On appeal, Riley argued that the statute of limitations did not start running until the Supreme Court’s Tooey ruling came down.

Tooey clarified the scope of the Workers’ Compensation Act. Our Supreme Court held that the Workers’ Compensation Act’s exclusivity provision does not cover an occupational disease-based disability that manifests over 300 weeks after the last occupational exposure,” Olson wrote in the court’s opinion. “Contrary to appellant’s arguments, Tooey did not create a new cause of action nor did the Workers’ Compensation Act previously bar appellant’s claims. Instead, our Supreme Court clarified the scope of the Workers’ Compensation Act’s exclusivity provision, which had not changed. Moreover, Tooey did not overturn prior decisions of our Supreme Court. Instead, it overturned prior decisions of this court.”

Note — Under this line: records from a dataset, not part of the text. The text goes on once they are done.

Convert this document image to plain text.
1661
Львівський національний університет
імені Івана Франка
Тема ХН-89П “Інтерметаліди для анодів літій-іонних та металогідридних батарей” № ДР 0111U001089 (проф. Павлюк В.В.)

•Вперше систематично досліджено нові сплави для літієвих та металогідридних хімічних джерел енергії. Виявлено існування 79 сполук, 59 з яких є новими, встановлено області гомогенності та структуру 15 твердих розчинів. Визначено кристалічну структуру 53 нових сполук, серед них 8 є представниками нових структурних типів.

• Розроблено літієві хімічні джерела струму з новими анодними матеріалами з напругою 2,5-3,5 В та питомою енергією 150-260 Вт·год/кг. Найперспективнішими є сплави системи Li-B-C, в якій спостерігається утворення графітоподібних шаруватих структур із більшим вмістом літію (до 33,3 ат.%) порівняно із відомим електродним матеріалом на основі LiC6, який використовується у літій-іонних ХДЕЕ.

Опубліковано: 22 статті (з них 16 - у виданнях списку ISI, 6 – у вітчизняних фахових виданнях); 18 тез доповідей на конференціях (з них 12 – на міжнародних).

Olson added, “Appellant could have filed her lawsuit within two years of Riley’s death and argued that the Workers’ Compensation Act’s exclusivity provision did not bar her claims. Many plaintiffs throughout our commonwealth, including Tooey, filed such suits and argued that this court’s prior interpretation of the Workers’ Compensation Act was incorrect. Appellant failed to do so, and our Supreme Court’s Tooey decision did not extend the statute of limitations for her survival and wrongful death claims.”

Todd Mosser of Mosser Legal in Philadelphia represents Riley and did not return a call seeking comment.

George C. Werner of Barley Snyder in Lancaster represents Armstrong and also did not return a call seeking comment.